Revelation 21:1-8 NIV

[1] Then I saw “a new heaven and a new earth,” for the first heaven and the first earth had passed away, and there was no longer any sea. [2] I saw the Holy City, the new Jerusalem, coming down out of heaven from God, prepared as a bride beautifully dressed for her husband. [3] And I heard a loud voice from the throne saying, “Look! God’s dwelling place is now among the people, and he will dwell with them. They will be his people, and God himself will be with them and be their God. [4] ‘He will wipe every tear from their eyes. There will be no more death’ or mourning or crying or pain, for the old order of things has passed away.” [5] He who was seated on the throne said, “I am making everything new!” Then he said, “Write this down, for these words are trustworthy and true.” [6] He said to me: “It is done. I am the Alpha and the Omega, the Beginning and the End. To the thirsty, I will give water without cost from the spring of the water of life. [7] Those who are victorious will inherit all this, and I will be their God and they will be my children. [8] But the cowardly, the unbelieving, the vile, the murderers, the sexually immoral, those who practice magic arts, the idolaters and all liars—they will be consigned to the fiery lake of burning sulfur. This is the second death.”

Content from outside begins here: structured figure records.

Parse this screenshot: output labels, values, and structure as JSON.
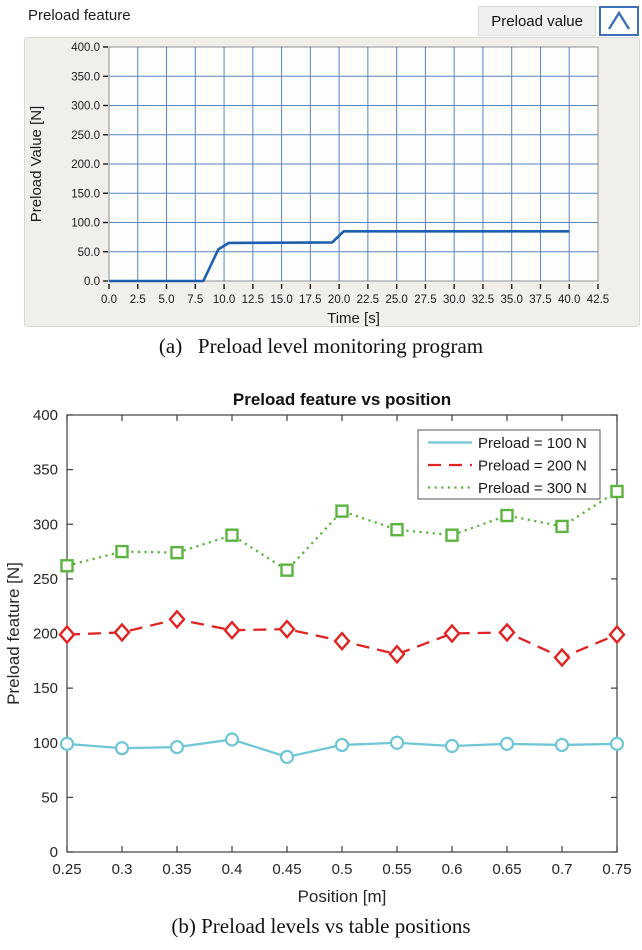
{
  "top_panel": {
    "header_label": "Preload feature",
    "legend_label": "Preload value"
  },
  "captions": {
    "a": "(a)   Preload level monitoring program",
    "b": "(b) Preload levels vs table positions"
  },
  "colors": {
    "top_grid": "#5585c4",
    "top_trace": "#1d5fae",
    "top_plot_bg": "#fdfdfc",
    "top_plot_border": "#909090",
    "legend_icon_blue": "#3f6fb5",
    "top_text": "#1a1a1a",
    "matlab_text": "#262626",
    "matlab_axis": "#404040",
    "cyan": "#6fc6d4",
    "red": "#e02424",
    "green": "#5cb340"
  },
  "chart_data": [
    {
      "id": "preload-monitor",
      "type": "line",
      "title": "Preload feature",
      "legend_label": "Preload value",
      "xlabel": "Time [s]",
      "ylabel": "Preload Value [N]",
      "xlim": [
        0,
        42.5
      ],
      "ylim": [
        0,
        400
      ],
      "grid": true,
      "xticks": [
        0,
        2.5,
        5,
        7.5,
        10,
        12.5,
        15,
        17.5,
        20,
        22.5,
        25,
        27.5,
        30,
        32.5,
        35,
        37.5,
        40,
        42.5
      ],
      "xtick_labels": [
        "0.0",
        "2.5",
        "5.0",
        "7.5",
        "10.0",
        "12.5",
        "15.0",
        "17.5",
        "20.0",
        "22.5",
        "25.0",
        "27.5",
        "30.0",
        "32.5",
        "35.0",
        "37.5",
        "40.0",
        "42.5"
      ],
      "yticks": [
        0,
        50,
        100,
        150,
        200,
        250,
        300,
        350,
        400
      ],
      "ytick_labels": [
        "0.0",
        "50.0",
        "100.0",
        "150.0",
        "200.0",
        "250.0",
        "300.0",
        "350.0",
        "400.0"
      ],
      "series": [
        {
          "name": "Preload value",
          "color": "#1d5fae",
          "points": [
            [
              0,
              0
            ],
            [
              8.2,
              0
            ],
            [
              9.5,
              54
            ],
            [
              10.4,
              65
            ],
            [
              19.4,
              66
            ],
            [
              20.4,
              85
            ],
            [
              40,
              85
            ]
          ]
        }
      ]
    },
    {
      "id": "preload-vs-position",
      "type": "line",
      "title": "Preload feature vs position",
      "xlabel": "Position [m]",
      "ylabel": "Preload feature [N]",
      "xlim": [
        0.25,
        0.75
      ],
      "ylim": [
        0,
        400
      ],
      "grid": false,
      "legend_position": "top-right-inside",
      "xticks": [
        0.25,
        0.3,
        0.35,
        0.4,
        0.45,
        0.5,
        0.55,
        0.6,
        0.65,
        0.7,
        0.75
      ],
      "xtick_labels": [
        "0.25",
        "0.3",
        "0.35",
        "0.4",
        "0.45",
        "0.5",
        "0.55",
        "0.6",
        "0.65",
        "0.7",
        "0.75"
      ],
      "yticks": [
        0,
        50,
        100,
        150,
        200,
        250,
        300,
        350,
        400
      ],
      "ytick_labels": [
        "0",
        "50",
        "100",
        "150",
        "200",
        "250",
        "300",
        "350",
        "400"
      ],
      "x": [
        0.25,
        0.3,
        0.35,
        0.4,
        0.45,
        0.5,
        0.55,
        0.6,
        0.65,
        0.7,
        0.75
      ],
      "series": [
        {
          "name": "Preload = 100 N",
          "color": "#6fc6d4",
          "linestyle": "solid",
          "marker": "circle",
          "values": [
            99,
            95,
            96,
            103,
            87,
            98,
            100,
            97,
            99,
            98,
            99
          ]
        },
        {
          "name": "Preload = 200 N",
          "color": "#e02424",
          "linestyle": "dashed",
          "marker": "diamond",
          "values": [
            199,
            201,
            213,
            203,
            204,
            193,
            181,
            200,
            201,
            178,
            199
          ]
        },
        {
          "name": "Preload = 300 N",
          "color": "#5cb340",
          "linestyle": "dotted",
          "marker": "square",
          "values": [
            262,
            275,
            274,
            290,
            258,
            312,
            295,
            290,
            308,
            298,
            330
          ]
        }
      ]
    }
  ]
}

Most people never get to meet the president or the queen. Most athletes never make it to the Super Bowl, the World Cup Final, the Wimbledon Championship, or the Olympics. Should they be fortunate enough to receive that kind of opportunity, they savor it, for they know it may be a once-in-a-lifetime. Most people haven’t seen angels—or at least they haven’t recognized them as such. And most have not received as direct a message from the Lord as did Zechariah. But all God’s people have been called to a relationship with the Lord and to an avenue of service for him. For some, the experience was dramatic and unforgettable; for others, less so. But for all it is a once-in-a-lifetime experience, never to be forgotten, always to be cherished.

Do you believe God at His Word? If your answer is yes, then you will obey His Word no matter what!